A Bioética da Beira do leito interessa-se pelo que se torna saliente  na expressão de crise que imobiliza o atendimento a necessidades de aplicação técnico-científica conforme o estado da arte em Medicina por contrapontos sobre licitudes éticas e legais.

Membros de um Comité de Bioética que se propõem a contribuir para aparar arestas da relação médico-paciente colecionam dois tipos básicos de situações da consultoria: a) corriqueira- onde o médico visa fundamentalmente a um endosso tranquilizador; b) complexa- onde os caminhos resolutivos precisam ser encontrados e pavimentados.

A situação complexa, aquela que se ajusta ao popular termo cabeluda, admite algumas características fomentadas pela pluralidade da sociedade, por exemplo, o caráter multiétnico e pluricultural do Brasil. Ela representa uma expansão atual do componente humano em relação ao biológico do que os antigos já reconheciam declarando que não há doenças, há doentes.

Alguma tomada de decisão precisa acontecer num confronto complexo na relação médico-paciente durante um atendimento e, em geral, ela não deve ser nem apressada, nem lenta. Cada parte interessada apresenta peculiaridades que dificultam o esclarecimento dos gatilhos envolvidos, a perfeita definição de um final de solução e a certeza de uma delimitação entre o certo e o errado.

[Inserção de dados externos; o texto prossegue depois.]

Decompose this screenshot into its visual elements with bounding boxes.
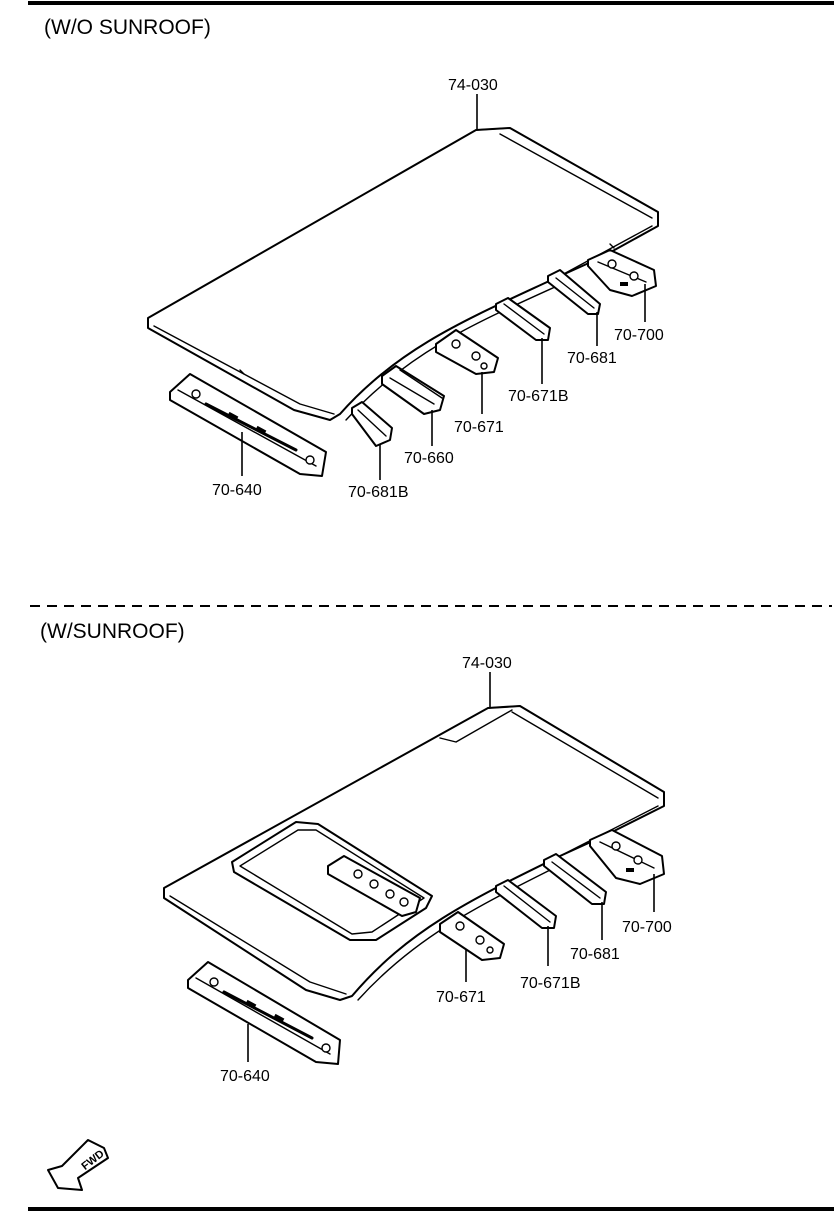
section-without-sunroof: (W/O SUNROOF): [44, 16, 664, 501]
forward-arrow-icon: FWD: [47, 1139, 109, 1191]
callout-bow-671b-sunroof: 70-671B: [520, 975, 581, 992]
callout-roof-panel-sunroof: 74-030: [462, 655, 512, 672]
roof-bow-70-681b: [351, 401, 393, 447]
section-title-without-sunroof: (W/O SUNROOF): [44, 16, 211, 39]
roof-bow-70-681: [547, 269, 601, 315]
roof-bow-70-671b: [495, 297, 551, 341]
callout-rear-header: 70-700: [614, 327, 664, 344]
front-header-70-640-sunroof: [187, 961, 341, 1065]
roof-bow-70-671: [435, 329, 499, 375]
callout-rear-header-sunroof: 70-700: [622, 919, 672, 936]
section-with-sunroof: (W/SUNROOF): [40, 620, 672, 1085]
callout-bow-681: 70-681: [567, 350, 617, 367]
callout-roof-panel: 74-030: [448, 77, 498, 94]
roof-bow-70-660: [381, 365, 445, 415]
callout-bow-671: 70-671: [454, 419, 504, 436]
roof-panel-74-030-sunroof: [163, 705, 665, 1001]
callout-bow-671-sunroof: 70-671: [436, 989, 486, 1006]
rear-header-70-700-sunroof: [589, 829, 665, 885]
section-title-with-sunroof: (W/SUNROOF): [40, 620, 185, 643]
rear-header-70-700: [587, 249, 657, 297]
callout-front-header-sunroof: 70-640: [220, 1068, 270, 1085]
roof-bow-70-671b-sunroof: [495, 879, 557, 929]
callout-bow-681-sunroof: 70-681: [570, 946, 620, 963]
front-header-70-640: [169, 373, 327, 477]
callout-bow-681b: 70-681B: [348, 484, 409, 501]
callout-bow-660: 70-660: [404, 450, 454, 467]
callout-front-header: 70-640: [212, 482, 262, 499]
roof-bow-70-681-sunroof: [543, 853, 607, 905]
roof-bow-70-671-sunroof: [439, 911, 505, 961]
callout-bow-671b: 70-671B: [508, 388, 569, 405]
sunroof-opening: [231, 821, 433, 941]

A vivência do consultor em Bioética ajuda mas não necessariamente permite uma reprodução ipsis literis de casos prévios análogos. O objetivo concentra-se na dualidade bom-mau na circunstância, que é exigente de pensamentos e de aplicações que devem ser estruturados em estratégias que não prevejam o uso “experimental” de progressões ao sucesso e  de recuos por insucessos.

Parece aceitável uma conformidade da crise da beira do leito com o que Horst Willhelm Jakob Rittel (1930-1990) e Melvin M. Webber (1920-2006), há cerca de 40 anos, rotularam de wicked problems http://www.uctc.net/mwebber/Rittel+Webber+Dilemmas+General_Theory_of_Planning.pdf. Eles perceberam que o planejamento habitual sobre problemas sociais, comerciais e financeiros  acontecia numa sequencia de entendimento do problema, recolhimento de informações, interpretação das mesmas e criação de solução. Todavia, na busca da eficiência, há uma série de problemas que se afastam da clareza de visão e restam mal-definidos, gerando ambiguidades e dilemas morais. Para  tais situações, nem sempre respostas aos problemas podem ser concebidas segundo o modelo costumeiro. Tornam-se, então, necessárias tanto uma mais acurada visão do contexto para o entendimento do problema, quanto a diligente procura de informações a partir de perspectivas de soluções, ou seja, nem sempre é possível uma vasta compreensão antes de resolver -até de modo reducionista-, especialmente quando o tempo urge.

Creio que é lícito considerar um problema complexo/cabeludo/wickwed  tanto um social como lidar com a violência entre alunos numa escola do segundo grau, quanto um médico de manejar uma recusa à transfusão de sangue de influência no prognóstico clínico por paciente Testemunha de Jeová.

O quadro apresenta os 10 critérios para considerar um problema complexo/cabeludo/wincked.

Wincked

Crédito: http://www.uctc.net/mwebber/Rittel+Webber+Dilemmas+General_Theory_of_Planning.pdf.

A Bioética da Beira do leito sustenta o valor do diálogo livre e esclarecido para aparar arestas e acumula evidências que nem sempre o problema permite uma consensual ou  obrigatória melhor resposta.